Almost everyone who earns a living might have some idea how they want to shape their future and where they want to be financial. While not all have goals fixed, saving and investing money can lead to a pleasant life ahead.
To learn about how to invest and how much money to invest, check out our articles on the Stock Market and Money Management. In this article, we are going to talk about Inflation and how to prepare against it.
What is inflation? Well in simple terms inflation means the gradual increase in the price of commodities over a period of time. Any commodity purchased in a given year might get expensive at intervals of time. A year or every few years, if it’s an expensive item. How can inflation affect the public? Every single person purchases commodities for their needs and wants. But the price at which consumers purchase can differ a lot. Rich consumers might purchase expensive items even for their needs let alone their wants. Middle-class people purchase items priced reasonably for the majority of the population and also might save to buy something they desire as well.
From the above information, it can be understood that inflation might not affect rich consumers as hard as it will affect the middle class.
The inflation rate has been rising and falling in India. In 2020 India’s inflation rate stood at its highest at 6.18% as prices increased when commodities were demanded more than the supply. Shops that lost revenue had to increase prices to stay afloat. People who lost their jobs suffered the most but those with savings did much better. The rate became stable ever since by slightly decreasing to 5.56% in 2021 and is stated to decrease more in 2022.

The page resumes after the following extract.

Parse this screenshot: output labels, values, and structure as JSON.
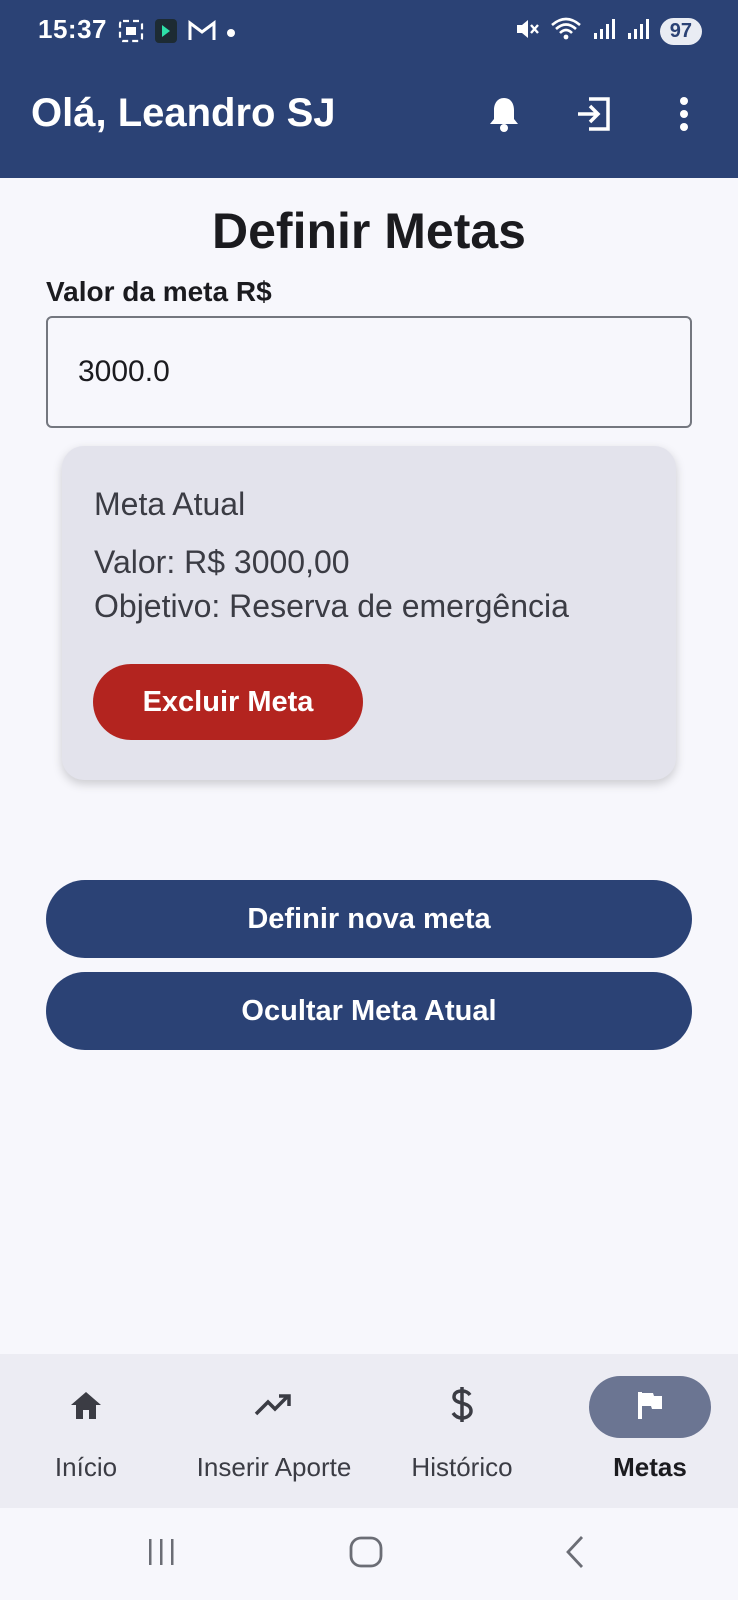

The power of inflation is felt in a timeframe of 10 years and more when the value of money changes to what it is in the present. For example, 1 lakh of 1990 is worth around 9.20 lakhs in today’s value according to inflation calculators. That is not a random number. The formula is complicated but to calculate today’s value, inflation is taken into account over the period of time.
To beat inflation is the best thing anyone can do to have a good financial future, and it’s not going to be hard for anyone who has an income and the discipline to save and invest. The amount may defer but the majority of people following the simple principle of 50-30-20 can prepare for inflation and beat it.
Inflation is a reality and is not to be taken lightly. Gone are the days when just purely having savings money was enough. Now it has become a norm to have emergency funds, investment portfolios, to have a stable future and a comfortable retirement.